In November 2016, the APEC Economic Leaders’ Meeting in Lima endorsed the Report on the APEC FTAAP Collective Strategic Study and passed the Lima Declaration on FTAAP. The Declaration reaffirmed APEC members’ commitment to advance the process in a comprehensive and systematic manner towards the eventual goal of building the FTAAP as a major instrument to further APEC’s regional economic integration agenda, and acknowledged that regional undertakings, including the TPP and the RCEP, will contribute to the eventual realization of the FTAAP.
If the FTAAP is established on the foundation of the TPP or the RCEP, it would be a free trade zone covering 40 percent of the world population and 55.9 percent of global GDP (US$43.6 trillion). Moreover, it would increase APEC members’ GDP growth by 3.5 percent, export volume by 9.6 percent and imports by 9.5 percent.
Unlike the exclusive, isolated TPP, the FTAAP will cover all APEC members and be more open and inclusive.
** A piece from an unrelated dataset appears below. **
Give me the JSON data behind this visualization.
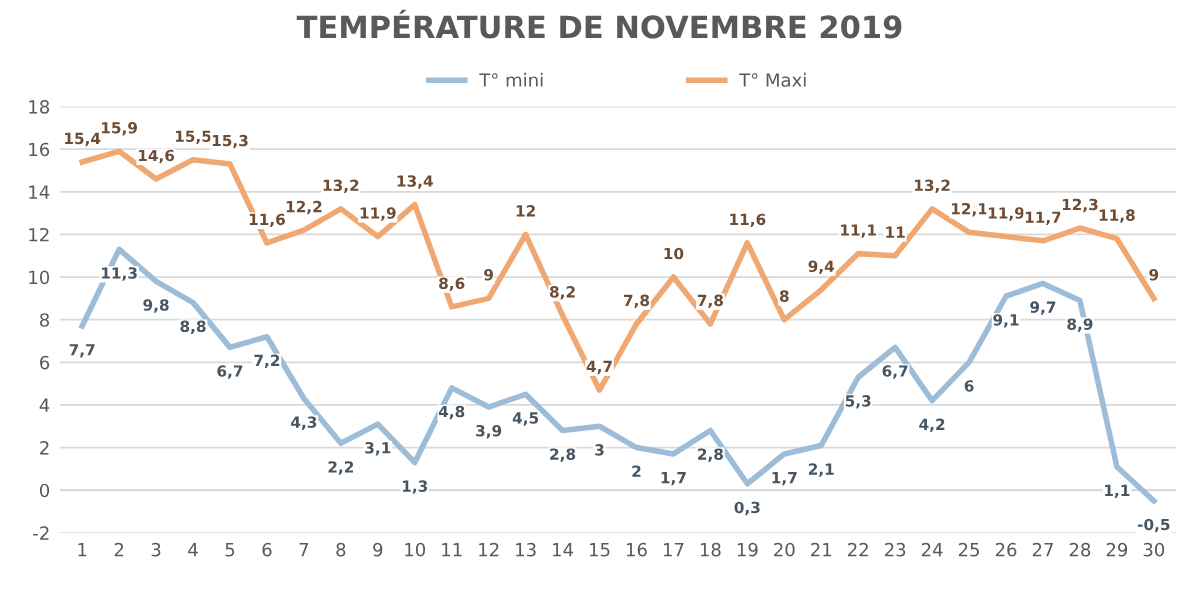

Just like the RCEP, the real value of the FTAAP lies in reconstructing and improving the Asia-Pacific regional manufacturing network. Building a unified regional market is the ultimate goal of the FTAAP. If the FTAAP can expand and strengthen the Asia-Pacific regional manufacturing network based on the TPP and the RCEP as well as furthering Asia-Pacific countries’ integration into regional and global supply chain, it will become a new driving force for the internal growth of the Asia-Pacific economy.
The author is an associate researcher at the National Institute of International Strategy under the Chinese Academy of Social Sciences.